The walls were of concrete, unpainted but darkened by the years. The floor too was of concrete, but at least it was paved, that is why it had a certain sheen not unlike a wooden floor's patina from years of use. The door was of plywood, also unpainted while the only window was the jalosy type made of wood. The window had metal grills from the outside. It had the usual toilet bowl but alas it had no faucets. Its source of water is a pump --- called bomba --- from which we cajole water from the bowels of the Earth (actually, just from the water table) to spout into a balde (pail) by repeatedly and sometimes ferociously working on the pump by hand. Water was stored in tall plastic drums. A corner had a shelf for the shampoo and soap used by everyone who enters the room. This was the toilet of our youth.
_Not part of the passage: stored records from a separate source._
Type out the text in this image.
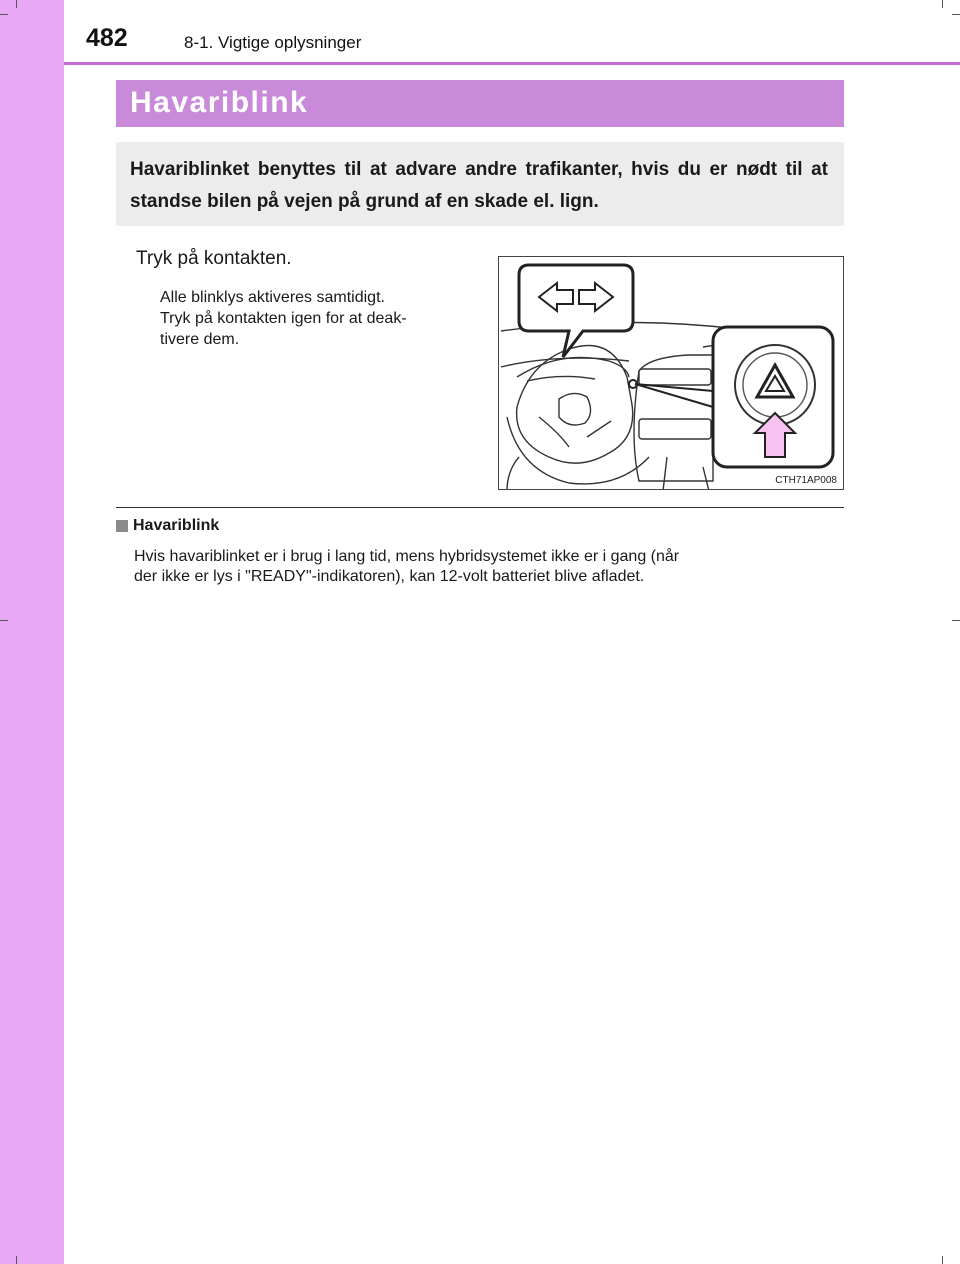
482	8-1. Vigtige oplysninger
Havariblink
Havariblinket benyttes til at advare andre trafikanter, hvis du er nødt til at standse bilen på vejen på grund af en skade el. lign.
Tryk på kontakten.
Alle blinklys aktiveres samtidigt.
Tryk på kontakten igen for at deak-
tivere dem.
CTH71AP008
Havariblink
Hvis havariblinket er i brug i lang tid, mens hybridsystemet ikke er i gang (når
der ikke er lys i "READY"-indikatoren), kan 12-volt batteriet blive afladet.
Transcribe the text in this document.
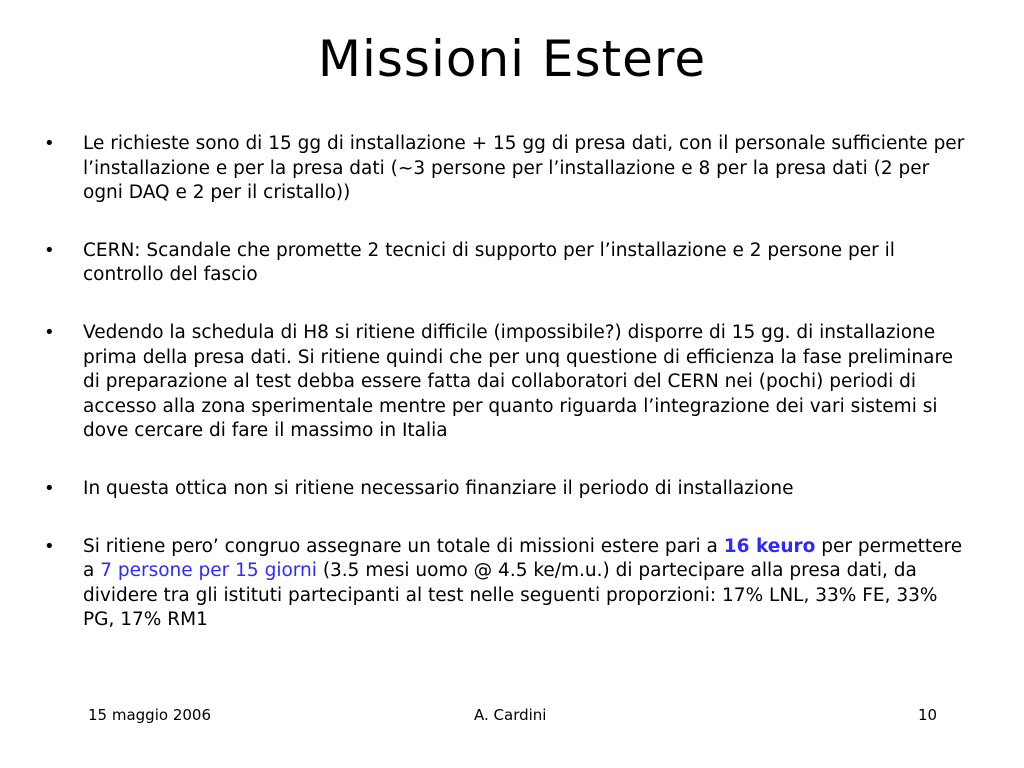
Missioni Estere
• Le richieste sono di 15 gg di installazione + 15 gg di presa dati, con il personale sufficiente per l’installazione e per la presa dati (~3 persone per l’installazione e 8 per la presa dati (2 per ogni DAQ e 2 per il cristallo))
• CERN: Scandale che promette 2 tecnici di supporto per l’installazione e 2 persone per il controllo del fascio
• Vedendo la schedula di H8 si ritiene difficile (impossibile?) disporre di 15 gg. di installazione prima della presa dati. Si ritiene quindi che per unq questione di efficienza la fase preliminare di preparazione al test debba essere fatta dai collaboratori del CERN nei (pochi) periodi di accesso alla zona sperimentale mentre per quanto riguarda l’integrazione dei vari sistemi si dove cercare di fare il massimo in Italia
• In questa ottica non si ritiene necessario finanziare il periodo di installazione
• Si ritiene pero’ congruo assegnare un totale di missioni estere pari a 16 keuro per permettere a 7 persone per 15 giorni (3.5 mesi uomo @ 4.5 ke/m.u.) di partecipare alla presa dati, da dividere tra gli istituti partecipanti al test nelle seguenti proporzioni: 17% LNL, 33% FE, 33% PG, 17% RM1
15 maggio 2006	A. Cardini	10
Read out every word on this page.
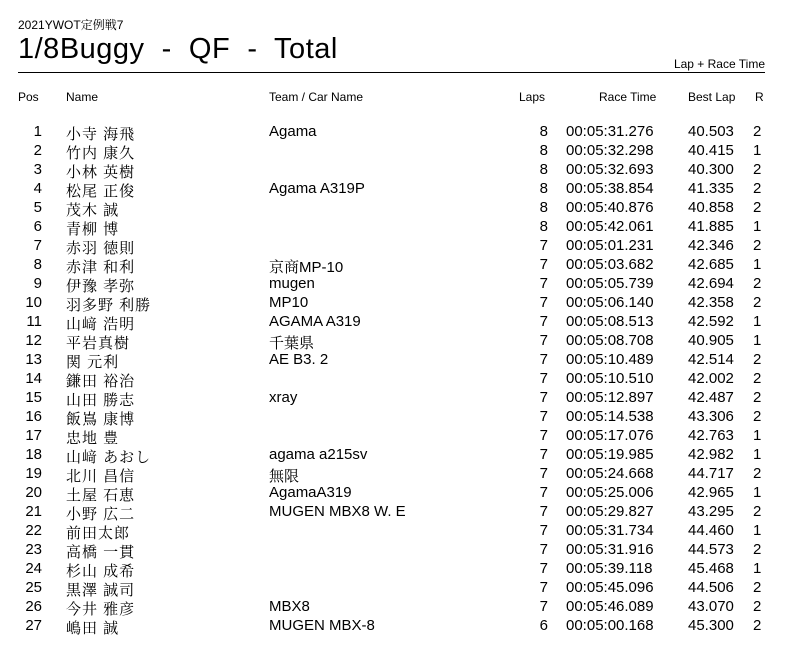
2021YWOT定例戦7
1/8Buggy  -  QF  -  Total	Lap + Race Time
Pos Name	Team / Car Name	Laps	Race Time	Best Lap R
1 小寺 海飛	Agama	8 00:05:31.276 40.503 2
2 竹内 康久	8 00:05:32.298 40.415 1
3 小林 英樹	8 00:05:32.693 40.300 2
4 松尾 正俊	Agama A319P	8 00:05:38.854 41.335 2
5 茂木 誠	8 00:05:40.876 40.858 2
6 青柳 博	8 00:05:42.061 41.885 1
7 赤羽 徳則	7 00:05:01.231 42.346 2
8 赤津 和利	京商MP-10	7 00:05:03.682 42.685 1
9 伊豫 孝弥	mugen	7 00:05:05.739 42.694 2
10 羽多野 利勝	MP10	7 00:05:06.140 42.358 2
11 山﨑 浩明	AGAMA A319	7 00:05:08.513 42.592 1
12 平岩真樹	千葉県	7 00:05:08.708 40.905 1
13 関 元利	AE B3. 2	7 00:05:10.489 42.514 2
14 鎌田 裕治	7 00:05:10.510 42.002 2
15 山田 勝志	xray	7 00:05:12.897 42.487 2
16 飯嶌 康博	7 00:05:14.538 43.306 2
17 忠地 豊	7 00:05:17.076 42.763 1
18 山﨑 あおし	agama a215sv	7 00:05:19.985 42.982 1
19 北川 昌信	無限	7 00:05:24.668 44.717 2
20 土屋 石恵	AgamaA319	7 00:05:25.006 42.965 1
21 小野 広二	MUGEN MBX8 W. E	7 00:05:29.827 43.295 2
22 前田太郎	7 00:05:31.734 44.460 1
23 高橋 一貫	7 00:05:31.916 44.573 2
24 杉山 成希	7 00:05:39.118 45.468 1
25 黒澤 誠司	7 00:05:45.096 44.506 2
26 今井 雅彦	MBX8	7 00:05:46.089 43.070 2
27 嶋田 誠	MUGEN MBX-8	6 00:05:00.168 45.300 2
It would have been an unremarkable toilet for the fact that it was the toilet I grew up with. And I suppose, I found it to be infinitely better than the one I used during the few summers our family would spend in my parents' province in Central Luzon. That one made for an unforgettable toilet experience. It was an outhouse with walls of sawali. You step into a floor of bamboos; in the middle of the floor was a hole in the ground about a meter deep. You also bring with you your tabo and pail of water, or else.

The toilet of our youth did not have a steady source of water from the manual pump. At times when water is scarce, we would have a variety of other sources, the most etched in my memory of which was our neighboring bakery's water froma mechanical pump. My brother Buboy (who was older by a few months; we were no more than 10 years old) and I would fetch water by the pail from this pump. It was, however, a problem for us how to transfer the water we fetched into the drum inside our toilet. The only logical way to do it was to haul the heavy pail from the bakery to our apartment going through the front doors. That was about a two-kilometer trek.

Or we could improvise.

My brother stacked hollow blocks under our toilet's window; we now could reach the window's ledge. Next he fashioned banana tree barks into half tubes that would run from the window into the drum inside the toilet. Now all we had to do was let the water from the pail run through the half tubes and voila, the drum inside the toilet got full.

In my young mind, it was ingenious as it was fun. Fetching water was no longer the hardest chore of my childhood.